CANADIAN RAILWAY OFFICE OF ARBITRATION

CASE NO. 895

Heard at Montreal, Tuesday, December 8, 1981

Concerning

CANADIAN PACIFIC EXPRESS LIMITED

and

BROTHERHOOD OF RAILWAY, AIRLINE AND STEAMSHIP CLERKS, FREIGHT HANDLERS, EXPRESS AND STATION EMPLOYEES

EX PARTE

DISPUTE:

The dismissal of employee C. Walfall, Toronto, Ontario, for allegedly being accused of theft.

BROTHERHOOD STATEMENT OF ISSUE:

Employee C. Walfall was dismissed by the Company for allegedly stealing two tires from another employee's car.

The Brotherhood maintains the Company did not follow the grievance procedures as set out in Article VIII of the Agreement and further the charges were withdrawn by the Crown.

The Brotherhood claims employee C. Walfall should be reinstated and reimbursed for all monies lost while on suspension.

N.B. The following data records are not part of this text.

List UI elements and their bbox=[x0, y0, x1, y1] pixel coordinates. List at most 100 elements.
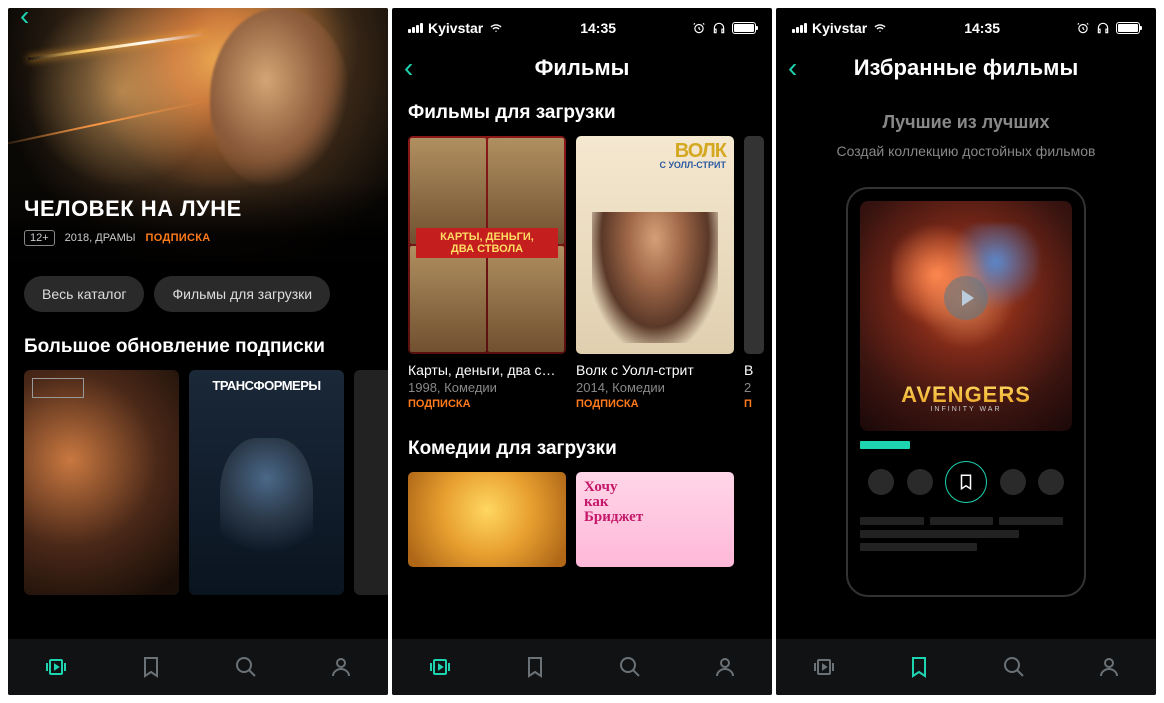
status-right bbox=[1076, 21, 1140, 35]
tab-bar bbox=[776, 639, 1156, 695]
mockup-line bbox=[860, 543, 977, 551]
age-badge: 12+ bbox=[24, 230, 55, 246]
back-button[interactable]: ‹ bbox=[20, 8, 29, 32]
tab-profile[interactable] bbox=[711, 653, 739, 681]
mockup-dot bbox=[907, 469, 933, 495]
movie-tag: ПОДПИСКА bbox=[576, 398, 734, 410]
movie-card[interactable]: ВОЛКС УОЛЛ-СТРИТ Волк с Уолл-стрит 2014,… bbox=[576, 136, 734, 410]
hero-banner[interactable]: Kyivstar 14:34 ‹ ЧЕЛОВЕК НА ЛУНЕ 12+ 201… bbox=[8, 8, 388, 262]
mockup-dot bbox=[1000, 469, 1026, 495]
tab-search[interactable] bbox=[1000, 653, 1028, 681]
mockup-line bbox=[860, 530, 1019, 538]
screen-movies: Kyivstar 14:35 ‹ Фильмы Фильмы для загру… bbox=[392, 8, 772, 695]
tab-search[interactable] bbox=[232, 653, 260, 681]
screen-home: Kyivstar 14:34 ‹ ЧЕЛОВЕК НА ЛУНЕ 12+ 201… bbox=[8, 8, 388, 695]
page-title: Фильмы bbox=[535, 55, 630, 81]
mockup-dot bbox=[868, 469, 894, 495]
tab-home[interactable] bbox=[810, 653, 838, 681]
status-left: Kyivstar bbox=[792, 20, 888, 36]
tab-home[interactable] bbox=[42, 653, 70, 681]
tab-bar bbox=[392, 639, 772, 695]
poster-text: С УОЛЛ-СТРИТ bbox=[659, 161, 726, 170]
poster-text: ВОЛК bbox=[659, 142, 726, 161]
wifi-icon bbox=[872, 22, 888, 34]
tab-profile[interactable] bbox=[1095, 653, 1123, 681]
battery-icon bbox=[1116, 22, 1140, 34]
mockup-line bbox=[930, 517, 994, 525]
movie-title: В bbox=[744, 362, 764, 378]
bookmark-icon bbox=[945, 461, 987, 503]
comedy-row[interactable]: Хочу как Бриджет bbox=[392, 472, 772, 567]
mockup-dot bbox=[1038, 469, 1064, 495]
favorites-description: Создай коллекцию достойных фильмов bbox=[776, 143, 1156, 159]
poster-text: Бриджет bbox=[584, 510, 726, 525]
movie-poster[interactable]: ВОЛКС УОЛЛ-СТРИТ bbox=[576, 136, 734, 354]
poster-label: ТРАНСФОРМЕРЫ bbox=[212, 378, 320, 393]
screen-favorites: Kyivstar 14:35 ‹ Избранные фильмы Лучшие… bbox=[776, 8, 1156, 695]
alarm-icon bbox=[1076, 21, 1090, 35]
back-button[interactable]: ‹ bbox=[404, 52, 413, 84]
poster-text: как bbox=[584, 495, 726, 510]
movie-card[interactable]: КАРТЫ, ДЕНЬГИ,ДВА СТВОЛА Карты, деньги, … bbox=[408, 136, 566, 410]
movie-poster[interactable] bbox=[408, 472, 566, 567]
signal-icon bbox=[408, 23, 423, 33]
movie-row[interactable]: КАРТЫ, ДЕНЬГИ,ДВА СТВОЛА Карты, деньги, … bbox=[392, 136, 772, 410]
tab-profile[interactable] bbox=[327, 653, 355, 681]
tab-bookmarks[interactable] bbox=[137, 653, 165, 681]
movie-poster[interactable] bbox=[744, 136, 764, 354]
mockup-accent-bar bbox=[860, 441, 910, 449]
hero-meta: 2018, ДРАМЫ bbox=[65, 232, 136, 244]
movie-tag: ПОДПИСКА bbox=[408, 398, 566, 410]
poster-item[interactable] bbox=[354, 370, 388, 595]
back-button[interactable]: ‹ bbox=[788, 52, 797, 84]
movie-poster[interactable]: КАРТЫ, ДЕНЬГИ,ДВА СТВОЛА bbox=[408, 136, 566, 354]
chip-row: Весь каталог Фильмы для загрузки bbox=[8, 262, 388, 326]
subscribe-tag: ПОДПИСКА bbox=[146, 232, 211, 244]
tab-bar bbox=[8, 639, 388, 695]
status-time: 14:35 bbox=[964, 20, 1000, 36]
headphones-icon bbox=[712, 21, 726, 35]
headphones-icon bbox=[1096, 21, 1110, 35]
carrier-label: Kyivstar bbox=[428, 20, 483, 36]
section-title: Фильмы для загрузки bbox=[392, 92, 772, 136]
carrier-label: Kyivstar bbox=[812, 20, 867, 36]
movie-meta: 2 bbox=[744, 380, 764, 395]
favorites-subtitle: Лучшие из лучших bbox=[776, 112, 1156, 133]
status-left: Kyivstar bbox=[408, 20, 504, 36]
mockup-line bbox=[999, 517, 1063, 525]
movie-title: Волк с Уолл-стрит bbox=[576, 362, 734, 378]
poster-item[interactable] bbox=[24, 370, 179, 595]
tab-bookmarks[interactable] bbox=[905, 653, 933, 681]
tab-search[interactable] bbox=[616, 653, 644, 681]
section-title: Комедии для загрузки bbox=[392, 428, 772, 472]
alarm-icon bbox=[692, 21, 706, 35]
movie-meta: 1998, Комедии bbox=[408, 380, 566, 395]
poster-subtitle: INFINITY WAR bbox=[860, 406, 1072, 413]
movie-meta: 2014, Комедии bbox=[576, 380, 734, 395]
signal-icon bbox=[792, 23, 807, 33]
poster-text: КАРТЫ, ДЕНЬГИ, bbox=[416, 231, 558, 243]
status-time: 14:35 bbox=[580, 20, 616, 36]
play-icon bbox=[944, 276, 988, 320]
poster-row[interactable]: ТРАНСФОРМЕРЫ bbox=[8, 370, 388, 595]
poster-item[interactable]: ТРАНСФОРМЕРЫ bbox=[189, 370, 344, 595]
movie-poster[interactable]: Хочу как Бриджет bbox=[576, 472, 734, 567]
chip-downloads[interactable]: Фильмы для загрузки bbox=[154, 276, 330, 312]
favorites-mockup: AVENGERS INFINITY WAR bbox=[846, 187, 1086, 597]
hero-title: ЧЕЛОВЕК НА ЛУНЕ bbox=[24, 196, 372, 222]
poster-title: AVENGERS bbox=[860, 382, 1072, 408]
poster-text: Хочу bbox=[584, 480, 726, 495]
status-right bbox=[692, 21, 756, 35]
wifi-icon bbox=[488, 22, 504, 34]
section-title: Большое обновление подписки bbox=[8, 326, 388, 370]
battery-icon bbox=[732, 22, 756, 34]
tab-home[interactable] bbox=[426, 653, 454, 681]
movie-card[interactable]: В 2 П bbox=[744, 136, 764, 410]
mockup-poster: AVENGERS INFINITY WAR bbox=[860, 201, 1072, 431]
chip-catalog[interactable]: Весь каталог bbox=[24, 276, 144, 312]
movie-title: Карты, деньги, два с… bbox=[408, 362, 566, 378]
poster-text: ДВА СТВОЛА bbox=[416, 243, 558, 255]
mockup-line bbox=[860, 517, 924, 525]
tab-bookmarks[interactable] bbox=[521, 653, 549, 681]
movie-tag: П bbox=[744, 398, 764, 410]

The Company refused the Brotherhood's request.

FOR THE BROTHERHOOD:

(SGD.) J. J. BOYCE

GENERAL CHAIRMAN

There appeared on behalf of the Company:

D. R. Smith Director, Industrial Relations, Willowdale

B. Neill Manager, Labour Relations, Willowdale

R. A. Colquhoun Labour Relations Officer, CP Rail, Montreal

And on behalf of the Brotherhood:

J. J. Boyce General Chairman, Toronto

G. Moore Vice-General Chairman, Moose Jaw

 

AWARD OF THE ARBITRATOR

The ex parte statement of this matter requires some clarification. The grievor was not "allegedly accused of theft", he was in fact accused of theft. Further, he was not discharged simply because he was accused (indeed, criminal charges against him had been dropped at the time of his discharge), but because the Company considered that the grievor had committed theft. As the notice of discharge put it, the grievor's employment was terminated "due to your involvement in the theft of two tires from the employees' parking lot".

At the hearing, the Union raised certain preliminary matters as to the admissibility of certain evidence, having regard to the investigation procedure, and the transcript, in which such evidence is not mentioned. This evidence, being the statement of a fellow-employee whose property the grievor was accused of stealing, was, however, attached to the statement of the grievor and was given to him; the fellow-employee was present during the first investigation of the grievor; and the substance of the questions put to the grievor was the same as that of the other employee's statement. In my view, all of the requirements of Article 8 of the Collective Agreement were met, and the material on which the Company seeks to rely is properly before me.

The material before me shows that there appeared on the grievor's car two tires which had been removed some time before from the car of the fellow-employee, while it was on Company property. It was on a fenced parking lot with controlled access. There is no doubt that the tires were the property of the other employee. They were, it appears, returned to him, and the grievor eventually made a payment to the other employee (who had laid a charge of theft), in respect of "costs incurred", although this payment was made on a "without prejudice" basis.

There is some doubt as to whether or not the grievor actually stole the other employee's tires. It appears to be by reason of difficulty of proof of intent (and also because the tires had been surrendered, and on other grounds as well) that the criminal charges against the grievor were withdrawn in court. There was no determination of guilt or innocence in those proceedings, which were of course of a quite different nature from those now before me.

On the material before me, I find, on the balance of probabilities (being the appropriate standard of proof) that the grievor was in fact "involved in the theft" of two tires, belonging to a fellow-employee. The grievor's position was that he had bought the tires from an auto wrecker. The chances that it should, by coincidence, be the very tires taken from a fellow-employee's car in the same parking lot are, in my view, slight. The probabilities of the situation are, I think, reinforced by the nature of the grievor's conduct and deportment in respect of the whole matter.

It is, therefore, my conclusion that the grievor was "involved" in the theft. Theft of a fellow-employee's property is, in my view, as serious an offence as is theft of the Employer's property, and some might consider it even more disgusting. Certainly the Employer has a proper interest in preventing or punishing such conduct, just as it would have an interest in preventing fighting among employees. The Employer has an obligation to provide proper working conditions, and while it may not be an insurer of employees' property brought on to its premises, it is entitled to take appropriate disciplinary action in cases of this kind.

This was, therefore, a proper case for the imposition of discipline and in my view the penalty of discharge was appropriate. The grievance is accordingly dismissed.